February is almost here and the country is abuzz with talks of the Union budget. Okay, maybe not entirely true. But within select circles, people are anxiously waiting to see what the Finance Minister has in mind for the budget this year. So we thought we would have a look at how India’s annual financial report is actually prepared and maybe help you understand the enormous significance of this little document.
But before we do that, a quick look at the basics of budgeting- specifically how you prepare your household budget. The first thing you do is tally all your sources of income- salary, money that a friend has promised to repay you, earnings from a YouTube video you managed to monetize, etc. Anything you can count on. Then you map out your expenses- rent, EMI payments, your cook’s salary, etc. Ideally, you wouldn’t want to spend beyond your means. But if you have some heavy-duty expenses lined up, you will breach the limit and resort to outside borrowing.
Also, you might choose to discuss with your financial advisor on how best to invest your money and allocate your spending. You might even have a chat with your cook and cut down on grocery expense. In summary, you will use all your sources of income to plan for both routine and singular expenses for the whole month, in consultation with stakeholders who might influence your spending patterns. This is essentially how the government budget is planned as well, just on a much, much larger scale.
The Union Budget is essentially the statement of the Government’s income and expenditure for the year. It details how much money the government expects to raise the next year, and how it’s planning on allocating it among different states, departments, and sectors. They have to take a lot of things into account- how much money state Governments need, what are the top priority sectors, how tax revenue can be maximised, how the general standard of living can be improved, etc.
Since this budget affects billions of people, the central Government can’t really do it alone. The ministry of finance consults with the Government’s think tank NITI Aayog, and different spending ministries in order to arrive at the budget document.

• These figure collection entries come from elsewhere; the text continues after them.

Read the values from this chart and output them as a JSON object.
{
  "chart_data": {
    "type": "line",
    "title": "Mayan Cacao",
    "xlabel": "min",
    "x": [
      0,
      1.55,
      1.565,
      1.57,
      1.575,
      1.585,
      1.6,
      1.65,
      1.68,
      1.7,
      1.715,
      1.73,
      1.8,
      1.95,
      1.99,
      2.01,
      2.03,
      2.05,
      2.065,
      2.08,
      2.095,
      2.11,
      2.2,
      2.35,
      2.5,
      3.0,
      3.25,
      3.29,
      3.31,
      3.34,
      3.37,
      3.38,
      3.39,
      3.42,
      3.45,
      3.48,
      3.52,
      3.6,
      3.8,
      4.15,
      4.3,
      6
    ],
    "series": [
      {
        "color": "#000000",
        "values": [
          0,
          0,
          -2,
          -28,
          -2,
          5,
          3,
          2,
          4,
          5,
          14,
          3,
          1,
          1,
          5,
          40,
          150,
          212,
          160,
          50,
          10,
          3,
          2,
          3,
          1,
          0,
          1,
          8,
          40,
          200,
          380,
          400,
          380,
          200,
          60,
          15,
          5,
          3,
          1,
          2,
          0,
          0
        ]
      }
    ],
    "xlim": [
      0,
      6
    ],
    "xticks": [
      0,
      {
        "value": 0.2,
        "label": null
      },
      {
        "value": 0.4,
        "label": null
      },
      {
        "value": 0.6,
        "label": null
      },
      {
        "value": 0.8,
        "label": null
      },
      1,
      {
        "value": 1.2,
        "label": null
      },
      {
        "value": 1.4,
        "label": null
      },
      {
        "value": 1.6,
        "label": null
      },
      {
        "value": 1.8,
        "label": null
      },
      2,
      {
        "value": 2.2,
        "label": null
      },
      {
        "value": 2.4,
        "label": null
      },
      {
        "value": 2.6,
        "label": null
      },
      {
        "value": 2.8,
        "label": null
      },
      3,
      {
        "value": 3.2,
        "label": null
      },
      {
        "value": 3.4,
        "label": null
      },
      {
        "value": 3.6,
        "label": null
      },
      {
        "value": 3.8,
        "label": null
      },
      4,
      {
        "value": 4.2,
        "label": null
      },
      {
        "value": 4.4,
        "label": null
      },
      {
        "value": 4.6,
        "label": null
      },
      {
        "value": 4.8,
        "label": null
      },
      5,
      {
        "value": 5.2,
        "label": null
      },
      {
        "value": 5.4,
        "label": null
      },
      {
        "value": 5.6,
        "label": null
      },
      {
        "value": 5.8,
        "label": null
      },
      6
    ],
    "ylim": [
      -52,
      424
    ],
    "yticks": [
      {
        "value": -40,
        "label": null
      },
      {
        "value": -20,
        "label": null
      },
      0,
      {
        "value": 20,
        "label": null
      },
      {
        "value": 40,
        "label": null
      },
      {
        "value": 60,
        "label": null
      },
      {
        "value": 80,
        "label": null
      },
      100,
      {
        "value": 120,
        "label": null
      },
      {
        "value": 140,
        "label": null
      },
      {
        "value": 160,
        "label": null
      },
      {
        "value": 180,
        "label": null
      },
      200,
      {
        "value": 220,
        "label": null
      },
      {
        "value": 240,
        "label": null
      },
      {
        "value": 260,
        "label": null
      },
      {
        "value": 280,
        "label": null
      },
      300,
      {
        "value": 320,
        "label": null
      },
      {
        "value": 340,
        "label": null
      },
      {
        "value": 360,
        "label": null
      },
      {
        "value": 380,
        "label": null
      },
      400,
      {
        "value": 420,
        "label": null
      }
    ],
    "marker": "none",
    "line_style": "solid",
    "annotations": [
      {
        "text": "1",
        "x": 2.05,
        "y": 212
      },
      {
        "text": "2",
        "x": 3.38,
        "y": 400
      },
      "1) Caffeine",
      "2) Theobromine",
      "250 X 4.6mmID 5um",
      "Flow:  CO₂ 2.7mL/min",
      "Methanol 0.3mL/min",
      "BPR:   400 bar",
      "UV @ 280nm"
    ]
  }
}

The process starts 5–6 months before the budget is presented. The Finance ministry sends spending guidelines to all the stakeholders- ministries, states, union territories, autonomous bodies, departments and the defence forces. They evaluate their needs and write back to the government further elaborating their demands.
Then the Finance Ministry holds meetings with key stakeholders like farmers, economists, civil society groups and businessmen to understand their views on how best to allocate resources to their specific sectors.
The revenue earning ministries then provides three different kinds of figures for both income and expenditure- how much they actually spent during the previous budget year, revised figures according to the actual rate of spending in the ongoing period, and how much they expect to spend during the upcoming year. The budget department consolidates these figures and prepares the final document.
And then they eat some halwa and chill.
No, we’re not kidding. The Finance Minister and other officials participate in a traditional ‘halwa ceremony’ which marks the beginning of the actual printing of the document. After this, whoever is directly associated with the budget is required to stay in the ministry, completely cut off from the outside world, until it is presented. On the day of the budget presentation, the Finance Minister takes the permission of the president to present the budget to the parliament, and the parliament then discusses the budget.
This year’s budget is kind of a bigger deal than usual. Since India’s economic growth has slowed down to a snail’s pace, the expectation is that the budget will focus on boosting consumption and investment. The Government has also been spending a lot more than they are earning and the Budget needs to check this growing gap as well. We also need policies and initiatives that will curb rising levels of unemployment. After all, getting money in their hands will probably help reverse this slump, no?